In November 1962, the then 22-year-old Stücke left his job as a tool and die maker and rode out of his hometown on a three-speed bike, with a dream to explore the world on two wheels. He traveled for 50 years visiting 196 countries, collating 21 passports, covering 648,000km (60,000 on his trusted Brompton) and collating 100,000.
During his travels, Stücke encountered many obstacles and near-death experiences, which saw him hit by a truck in Chile’s Atacama Desert, chased by an angry mob in Haiti, attacked by bees in Mozambique, detained by the military in Cameroon and losing his bike in Siberia before having it stolen in Portsmouth. Stücke’s extraordinary desire to travel the world was partly motivated by his aversion to returning to factory work in his native Germany. Heinz was declared the most well-traveled man on earth by the Guinness Book of World Records!
60,000km of Heinz's trip was spent on a Brompton, it's compacted fold perfectly into his to connect his travels by air, sea, and train. Off the back of this Brompton worked closely with Heinz to produce a book containing diary extracts and thousands of photos from the last 50 years. This book is The Home Is Elsewhere: 50 Years Around The World By Bike.
To give you a taste of the book you can read a small extract with some imagery below:
The Danger - Pages 56-57
‘I had lots of brushes with death'
Anyone traveling for 20,000 days, in numerous different locations and often completely alone, is clearly not going to be safe all the time. Heinz had some pretty scary moments. He says he counts himself lucky.
Discomfort, annoyances, setbacks. To a certain degree, these are all part of traveling, according to Heinz. But the attack in South Africa really scared him.
Booklet: around the world by bicycle, South Africa, Brompton trip Africa, 2012
In the seven days before the flight back to London I cycled around the lovely vineyards around Cape Town.

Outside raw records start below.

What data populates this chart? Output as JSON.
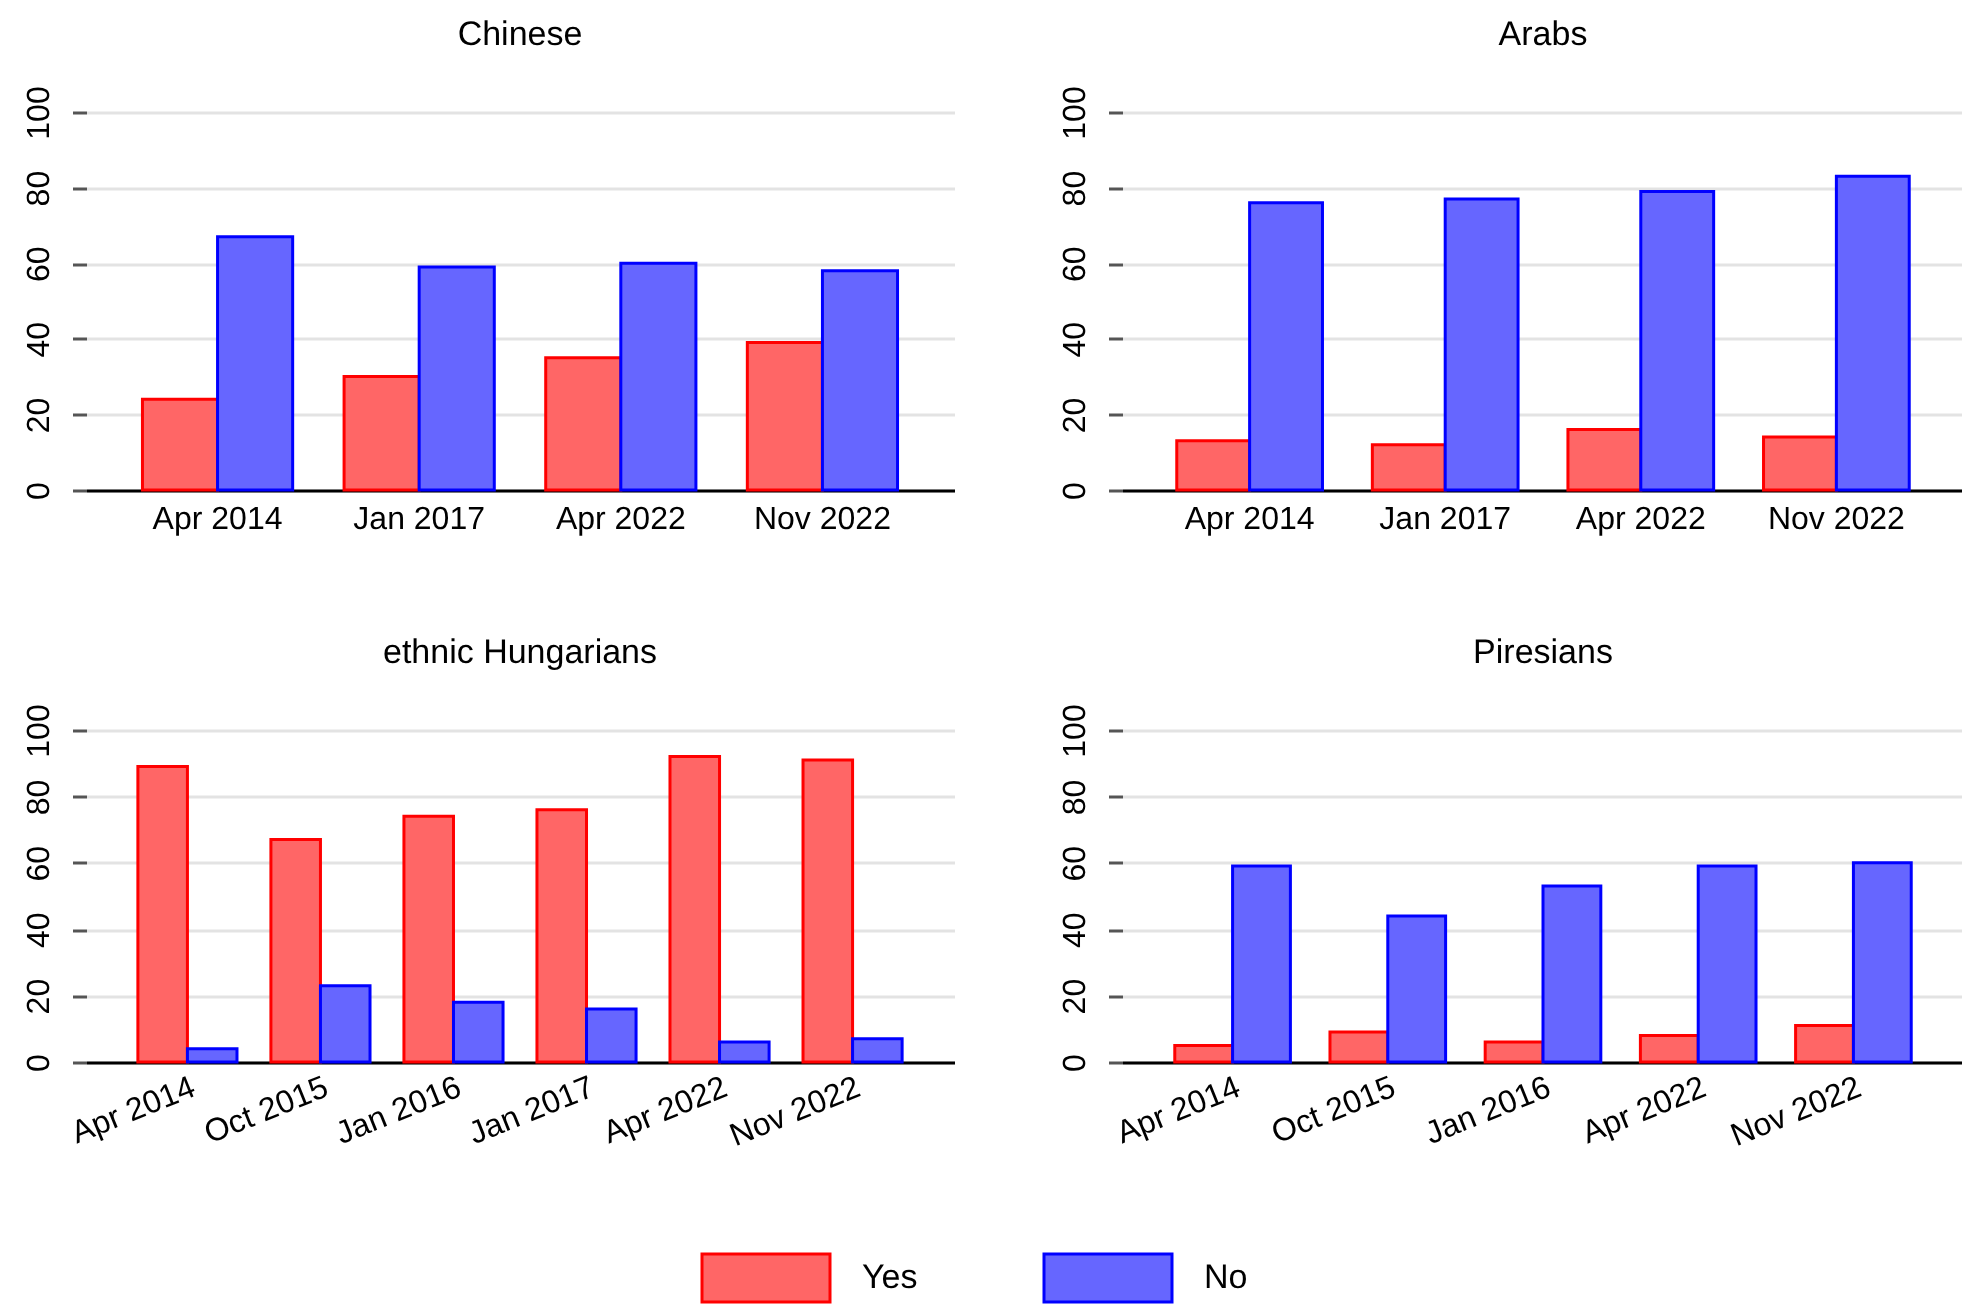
{
  "chart_data": [
    {
      "type": "bar",
      "title": "Chinese",
      "categories": [
        "Apr 2014",
        "Jan 2017",
        "Apr 2022",
        "Nov 2022"
      ],
      "series": [
        {
          "name": "Yes",
          "color": "#ff6666",
          "values": [
            24,
            30,
            35,
            39
          ]
        },
        {
          "name": "No",
          "color": "#6666ff",
          "values": [
            67,
            59,
            60,
            58
          ]
        }
      ],
      "ylim": [
        0,
        100
      ],
      "yticks": [
        0,
        20,
        40,
        60,
        80,
        100
      ],
      "grid": "y",
      "legend": "bottom"
    },
    {
      "type": "bar",
      "title": "Arabs",
      "categories": [
        "Apr 2014",
        "Jan 2017",
        "Apr 2022",
        "Nov 2022"
      ],
      "series": [
        {
          "color": "#ff6666",
          "values": [
            13,
            12,
            16,
            14
          ]
        },
        {
          "color": "#6666ff",
          "values": [
            76,
            77,
            79,
            83
          ]
        }
      ],
      "ylim": [
        0,
        100
      ],
      "yticks": [
        0,
        20,
        40,
        60,
        80,
        100
      ],
      "grid": "y"
    },
    {
      "type": "bar",
      "title": "ethnic Hungarians",
      "categories": [
        "Apr 2014",
        "Oct 2015",
        "Jan 2016",
        "Jan 2017",
        "Apr 2022",
        "Nov 2022"
      ],
      "series": [
        {
          "color": "#ff6666",
          "values": [
            89,
            67,
            74,
            76,
            92,
            91
          ]
        },
        {
          "color": "#6666ff",
          "values": [
            4,
            23,
            18,
            16,
            6,
            7
          ]
        }
      ],
      "ylim": [
        0,
        100
      ],
      "yticks": [
        0,
        20,
        40,
        60,
        80,
        100
      ],
      "grid": "y"
    },
    {
      "type": "bar",
      "title": "Piresians",
      "categories": [
        "Apr 2014",
        "Oct 2015",
        "Jan 2016",
        "Apr 2022",
        "Nov 2022"
      ],
      "series": [
        {
          "color": "#ff6666",
          "values": [
            5,
            9,
            6,
            8,
            11
          ]
        },
        {
          "color": "#6666ff",
          "values": [
            59,
            44,
            53,
            59,
            60
          ]
        }
      ],
      "ylim": [
        0,
        100
      ],
      "yticks": [
        0,
        20,
        40,
        60,
        80,
        100
      ],
      "grid": "y"
    }
  ]
}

This came to a brutal halt near Paarl, where I was violently attacked in broad daylight. I was robbed. My teeth were smashed, my arm dislocated – I wasn’t just handing over my stuff. The location was relatively busy, so the robber was in a hurry to take what he could. Luckily the Brompton front bag with my most cherished and important possessions wouldn’t come off thanks to the hidden click lock. The thief settled for the backpack which he managed to rip off and disappeared into the bushes. I ran to the road and stopped a car. The driver called to police. I spent the night at the police station of Paarl.

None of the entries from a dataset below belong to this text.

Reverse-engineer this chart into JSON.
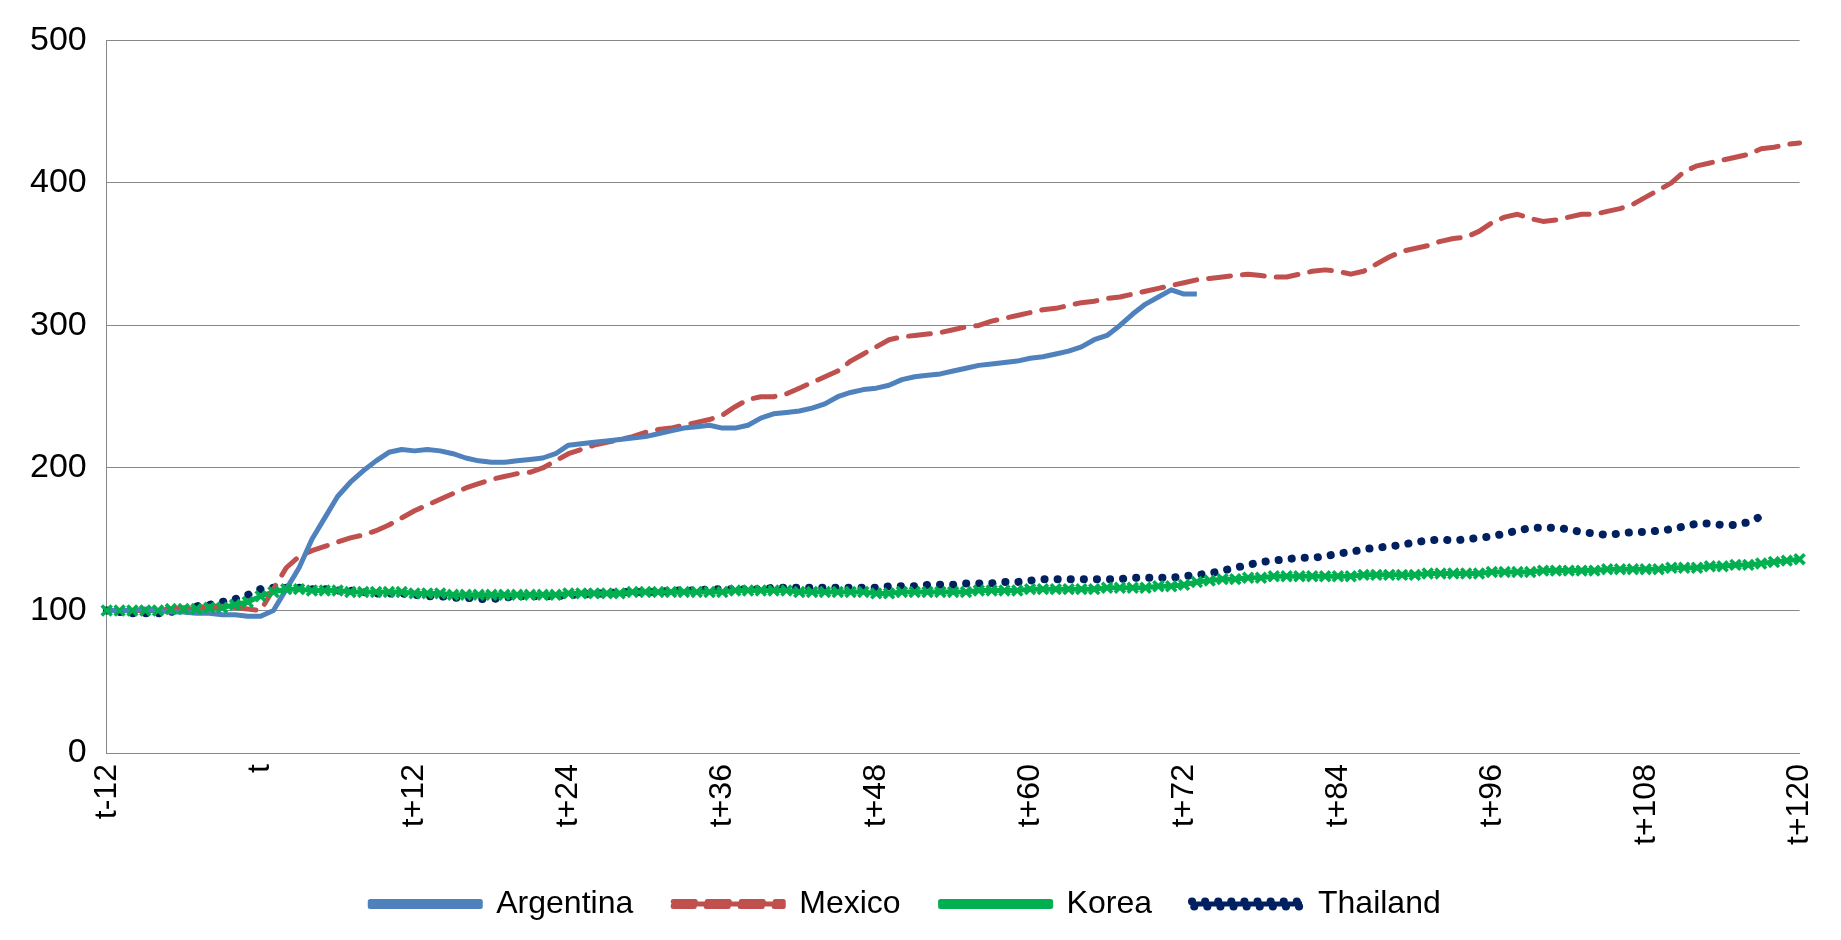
{
  "chart_data": {
    "type": "line",
    "ylim": [
      0,
      500
    ],
    "yticks": [
      0,
      100,
      200,
      300,
      400,
      500
    ],
    "grid": "y",
    "legend": "bottom",
    "categories": [
      "t-12",
      null,
      null,
      null,
      null,
      null,
      null,
      null,
      null,
      null,
      null,
      null,
      "t",
      null,
      null,
      null,
      null,
      null,
      null,
      null,
      null,
      null,
      null,
      null,
      "t+12",
      null,
      null,
      null,
      null,
      null,
      null,
      null,
      null,
      null,
      null,
      null,
      "t+24",
      null,
      null,
      null,
      null,
      null,
      null,
      null,
      null,
      null,
      null,
      null,
      "t+36",
      null,
      null,
      null,
      null,
      null,
      null,
      null,
      null,
      null,
      null,
      null,
      "t+48",
      null,
      null,
      null,
      null,
      null,
      null,
      null,
      null,
      null,
      null,
      null,
      "t+60",
      null,
      null,
      null,
      null,
      null,
      null,
      null,
      null,
      null,
      null,
      null,
      "t+72",
      null,
      null,
      null,
      null,
      null,
      null,
      null,
      null,
      null,
      null,
      null,
      "t+84",
      null,
      null,
      null,
      null,
      null,
      null,
      null,
      null,
      null,
      null,
      null,
      "t+96",
      null,
      null,
      null,
      null,
      null,
      null,
      null,
      null,
      null,
      null,
      null,
      "t+108",
      null,
      null,
      null,
      null,
      null,
      null,
      null,
      null,
      null,
      null,
      null,
      "t+120"
    ],
    "series": [
      {
        "name": "Argentina",
        "color": "#4f81bd",
        "line_style": "solid",
        "marker": "none",
        "values": [
          100,
          100,
          100,
          101,
          100,
          99,
          99,
          98,
          98,
          97,
          97,
          96,
          96,
          100,
          115,
          130,
          150,
          165,
          180,
          190,
          198,
          205,
          211,
          213,
          212,
          213,
          212,
          210,
          207,
          205,
          204,
          204,
          205,
          206,
          207,
          210,
          216,
          217,
          218,
          219,
          220,
          221,
          222,
          224,
          226,
          228,
          229,
          230,
          228,
          228,
          230,
          235,
          238,
          239,
          240,
          242,
          245,
          250,
          253,
          255,
          256,
          258,
          262,
          264,
          265,
          266,
          268,
          270,
          272,
          273,
          274,
          275,
          277,
          278,
          280,
          282,
          285,
          290,
          293,
          300,
          308,
          315,
          320,
          325,
          322,
          322,
          null,
          null,
          null,
          null,
          null,
          null,
          null,
          null,
          null,
          null,
          null,
          null,
          null,
          null,
          null,
          null,
          null,
          null,
          null,
          null,
          null,
          null,
          null,
          null,
          null,
          null,
          null,
          null,
          null,
          null,
          null,
          null,
          null,
          null,
          null,
          null,
          null,
          null,
          null,
          null,
          null,
          null,
          null,
          null,
          null,
          null,
          null
        ]
      },
      {
        "name": "Mexico",
        "color": "#c0504d",
        "line_style": "dashed",
        "marker": "none",
        "values": [
          null,
          null,
          100,
          100,
          101,
          101,
          102,
          102,
          103,
          103,
          102,
          101,
          100,
          115,
          130,
          138,
          142,
          145,
          148,
          151,
          153,
          156,
          160,
          165,
          170,
          174,
          178,
          182,
          186,
          189,
          192,
          194,
          196,
          197,
          200,
          205,
          210,
          213,
          216,
          218,
          220,
          222,
          225,
          227,
          228,
          230,
          232,
          234,
          237,
          243,
          248,
          250,
          250,
          252,
          256,
          260,
          264,
          268,
          275,
          280,
          285,
          290,
          292,
          293,
          294,
          295,
          297,
          299,
          300,
          303,
          305,
          307,
          309,
          311,
          312,
          314,
          316,
          317,
          319,
          320,
          322,
          324,
          326,
          328,
          330,
          332,
          333,
          334,
          335,
          336,
          335,
          334,
          334,
          336,
          338,
          339,
          338,
          336,
          338,
          343,
          348,
          352,
          354,
          356,
          359,
          361,
          362,
          366,
          372,
          376,
          378,
          375,
          373,
          374,
          376,
          378,
          378,
          380,
          382,
          385,
          390,
          395,
          400,
          408,
          412,
          414,
          416,
          418,
          420,
          424,
          425,
          427,
          428
        ]
      },
      {
        "name": "Korea",
        "color": "#00b050",
        "line_style": "solid",
        "marker": "cross",
        "values": [
          100,
          100,
          100,
          100,
          100,
          101,
          101,
          101,
          102,
          102,
          104,
          106,
          110,
          113,
          115,
          115,
          114,
          114,
          114,
          113,
          113,
          113,
          113,
          113,
          112,
          112,
          112,
          111,
          111,
          111,
          111,
          111,
          111,
          111,
          111,
          111,
          112,
          112,
          112,
          112,
          112,
          113,
          113,
          113,
          113,
          113,
          113,
          113,
          113,
          114,
          114,
          114,
          114,
          114,
          113,
          113,
          113,
          113,
          113,
          113,
          112,
          112,
          113,
          113,
          113,
          113,
          113,
          113,
          114,
          114,
          114,
          114,
          115,
          115,
          115,
          115,
          115,
          115,
          116,
          116,
          116,
          116,
          117,
          117,
          118,
          120,
          121,
          122,
          122,
          123,
          123,
          124,
          124,
          124,
          124,
          124,
          124,
          124,
          125,
          125,
          125,
          125,
          125,
          126,
          126,
          126,
          126,
          126,
          127,
          127,
          127,
          127,
          128,
          128,
          128,
          128,
          128,
          129,
          129,
          129,
          129,
          129,
          130,
          130,
          130,
          131,
          131,
          132,
          132,
          133,
          134,
          135,
          136
        ]
      },
      {
        "name": "Thailand",
        "color": "#002060",
        "line_style": "dotted",
        "marker": "none",
        "values": [
          100,
          99,
          98,
          98,
          98,
          99,
          100,
          103,
          104,
          106,
          108,
          111,
          115,
          116,
          116,
          116,
          115,
          115,
          114,
          114,
          113,
          112,
          112,
          112,
          111,
          110,
          110,
          109,
          109,
          108,
          108,
          109,
          110,
          110,
          110,
          110,
          111,
          111,
          112,
          112,
          113,
          113,
          113,
          113,
          114,
          114,
          114,
          115,
          115,
          115,
          115,
          115,
          116,
          116,
          116,
          116,
          116,
          116,
          116,
          116,
          116,
          117,
          117,
          117,
          118,
          118,
          118,
          119,
          119,
          119,
          120,
          120,
          121,
          122,
          122,
          122,
          122,
          122,
          122,
          122,
          123,
          123,
          123,
          123,
          124,
          125,
          126,
          128,
          130,
          132,
          134,
          135,
          136,
          137,
          137,
          138,
          140,
          141,
          143,
          144,
          145,
          146,
          148,
          149,
          150,
          149,
          150,
          151,
          152,
          154,
          156,
          158,
          158,
          158,
          157,
          155,
          154,
          153,
          154,
          155,
          155,
          156,
          157,
          159,
          161,
          161,
          160,
          160,
          162,
          166,
          null,
          null,
          null
        ]
      }
    ]
  }
}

Heinz still suffers pain in his shoulder from time to time. He comforts himself with the thought that it could have been a lot worse. Like the time before, in Zambia in 1980. He was really saved that time, albeit after he’d been shot in the foot.

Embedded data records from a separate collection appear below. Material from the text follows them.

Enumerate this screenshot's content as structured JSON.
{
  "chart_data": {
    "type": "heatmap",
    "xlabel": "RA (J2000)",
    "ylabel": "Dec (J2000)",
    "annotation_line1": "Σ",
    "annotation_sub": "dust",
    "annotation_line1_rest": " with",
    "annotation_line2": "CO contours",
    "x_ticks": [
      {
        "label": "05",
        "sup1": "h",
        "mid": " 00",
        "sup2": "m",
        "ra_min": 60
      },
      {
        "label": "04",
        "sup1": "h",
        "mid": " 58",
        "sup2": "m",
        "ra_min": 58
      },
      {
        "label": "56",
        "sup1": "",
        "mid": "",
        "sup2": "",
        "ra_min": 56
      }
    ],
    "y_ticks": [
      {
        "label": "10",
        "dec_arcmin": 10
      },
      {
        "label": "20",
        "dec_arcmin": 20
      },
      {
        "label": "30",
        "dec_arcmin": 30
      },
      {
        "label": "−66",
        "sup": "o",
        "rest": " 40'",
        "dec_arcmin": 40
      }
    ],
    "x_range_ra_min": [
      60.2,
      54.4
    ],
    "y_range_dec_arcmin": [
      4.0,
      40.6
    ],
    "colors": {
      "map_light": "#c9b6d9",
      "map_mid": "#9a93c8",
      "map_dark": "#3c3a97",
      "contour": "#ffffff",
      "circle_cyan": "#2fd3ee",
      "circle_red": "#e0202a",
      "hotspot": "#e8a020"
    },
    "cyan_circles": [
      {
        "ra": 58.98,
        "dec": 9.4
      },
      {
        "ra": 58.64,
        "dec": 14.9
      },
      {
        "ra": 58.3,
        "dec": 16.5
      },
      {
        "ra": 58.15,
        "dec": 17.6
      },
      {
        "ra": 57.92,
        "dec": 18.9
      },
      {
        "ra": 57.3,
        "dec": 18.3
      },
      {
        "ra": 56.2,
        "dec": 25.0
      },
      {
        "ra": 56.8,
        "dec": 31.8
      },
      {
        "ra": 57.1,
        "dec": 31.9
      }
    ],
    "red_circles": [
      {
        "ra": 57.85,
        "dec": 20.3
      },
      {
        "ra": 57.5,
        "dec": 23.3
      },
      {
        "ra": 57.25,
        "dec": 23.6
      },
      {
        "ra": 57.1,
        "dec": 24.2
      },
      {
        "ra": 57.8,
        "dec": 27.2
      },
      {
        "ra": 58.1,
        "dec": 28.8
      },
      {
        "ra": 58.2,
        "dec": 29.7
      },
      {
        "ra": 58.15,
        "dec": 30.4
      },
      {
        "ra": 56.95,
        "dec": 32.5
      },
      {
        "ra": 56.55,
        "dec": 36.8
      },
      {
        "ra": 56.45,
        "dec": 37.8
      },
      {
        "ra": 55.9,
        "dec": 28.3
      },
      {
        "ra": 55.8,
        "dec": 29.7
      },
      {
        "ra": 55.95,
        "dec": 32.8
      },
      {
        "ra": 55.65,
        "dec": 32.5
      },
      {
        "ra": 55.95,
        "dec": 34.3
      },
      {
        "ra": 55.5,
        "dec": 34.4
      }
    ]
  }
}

Booklet: around the world by bicycle, Zambia, 1980
The most dangerous moment probably came in Zambia when four of Nkomos ‘Freedom Fighters’ stopped me on the road near Rufunsa, 155 kilometers east of Lusaka. One of them pointed his AK47 in my direction and pulled the trigger. The bullet went through my right foot big toe. I didn’t feel any pain. They ripped my things apart and stripped me to my underpants, threatening to shoot me. Luckily only a little later a German working for the Zambian government passed by, and he heard me shouting: ‘I am a tourist, the German embassy please!’ When the fighters pointed their guns at him too, he sped away – his wife and children were in the car too. But soon he came back with five Zambian policemen. My rescuer, Herr Buttner, later took me to Lusaka. I spent ten days recuperating in his beautiful home.